A fianco si trovava un oratorio, appartenente sempre al monastero denominato “S. Maria in Predio” che, a causa del suo stato pericolante, venne distrutto nel 1576.
Comunità in balia di litigi
Nel 1600 le monache presenti erano 64, di cui 52 velate e 12 converse; nel 1700 le velate si erano ridotte a 10 e le converse a 5. Le guerre e le liti rovinarono il convento che godeva comunque di donazioni e lasciti.
Tra le liti nelle quali il monastero si trovò immischiato durante la sua lunga esistenza, spicca quella nel XV secolo, sorta tra la badessa del complesso e il nobile Galeazzo di Grumello per il possesso di Buxiana, una piccola località nelle vicinanze di Lomello, occupata dal Grumello.
Nel corso delle liti per il monastero, le monache furono costrette, a più riprese, a fuggire e a rifugiarsi a Pavia.
Altri beni, nel Pavese e non solo, vennero acquistati nei secoli dal monastero tra i quali quelli avuti in eredità dal Prevosto della Collegiata di Santa Maria Maggiore, Giovanni Battista Grandi.
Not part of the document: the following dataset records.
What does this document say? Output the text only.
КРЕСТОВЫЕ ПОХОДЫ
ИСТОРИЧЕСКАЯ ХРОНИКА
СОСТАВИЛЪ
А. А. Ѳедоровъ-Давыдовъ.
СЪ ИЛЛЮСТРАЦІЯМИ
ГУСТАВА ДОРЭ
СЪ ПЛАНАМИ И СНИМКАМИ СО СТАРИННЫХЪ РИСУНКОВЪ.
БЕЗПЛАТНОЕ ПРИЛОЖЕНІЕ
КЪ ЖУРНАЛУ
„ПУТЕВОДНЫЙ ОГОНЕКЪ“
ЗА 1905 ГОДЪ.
Il 24 aprile 1730 ci fu il cambio di un podere con la Confraternita del Santo Rosario di Galliavola e il 21 marzo 1754 fu acquistato un terreno finanziato da suor Maria Leardi, la quale otteneva, grazie alla rendita annua del podere, il permesso di introdurre in convento l’usanza di tenere accesa, di notte, la lampada nel dormitorio.
Le notizie prese dagli Archivi di Stato di Milano, Torino e Pavia dimostrano che il convento possedeva beni anche a Mede, Ottobiano, Pavia, Semiana, Breme, Galliavola e in altri Comuni limitrofi.
Soppressione napoleonica e declino
Il 6 luglio 1805 il monastero fu unito a quello di Sant’Agata di Lomello, con lo scopo di salvarlo dalla soppressione, che era stata decretata dalle leggi napoleoniche. Il monastero venne comunque soppresso nel 1810 e chiuso il 3 giugno dello stesso anno.
La soppressione pose fine a una vita millenaria, nella quale si alternarono, come per il monastero di Sant’Agata, gesta eroiche, grandezze, lotte spesso intestine, delusioni e dove molti poveri trovarono sempre accoglienza venendo sfamati. Negli anni a seguire il fabbricato e la chiesa andarono incontro a un inesorabile declino. La chiesa ormai cadente fu ridotta a caseificio e poi a magazzino, alternandone nei secoli la struttura originale, di cui si sono praticamente perse le tracce.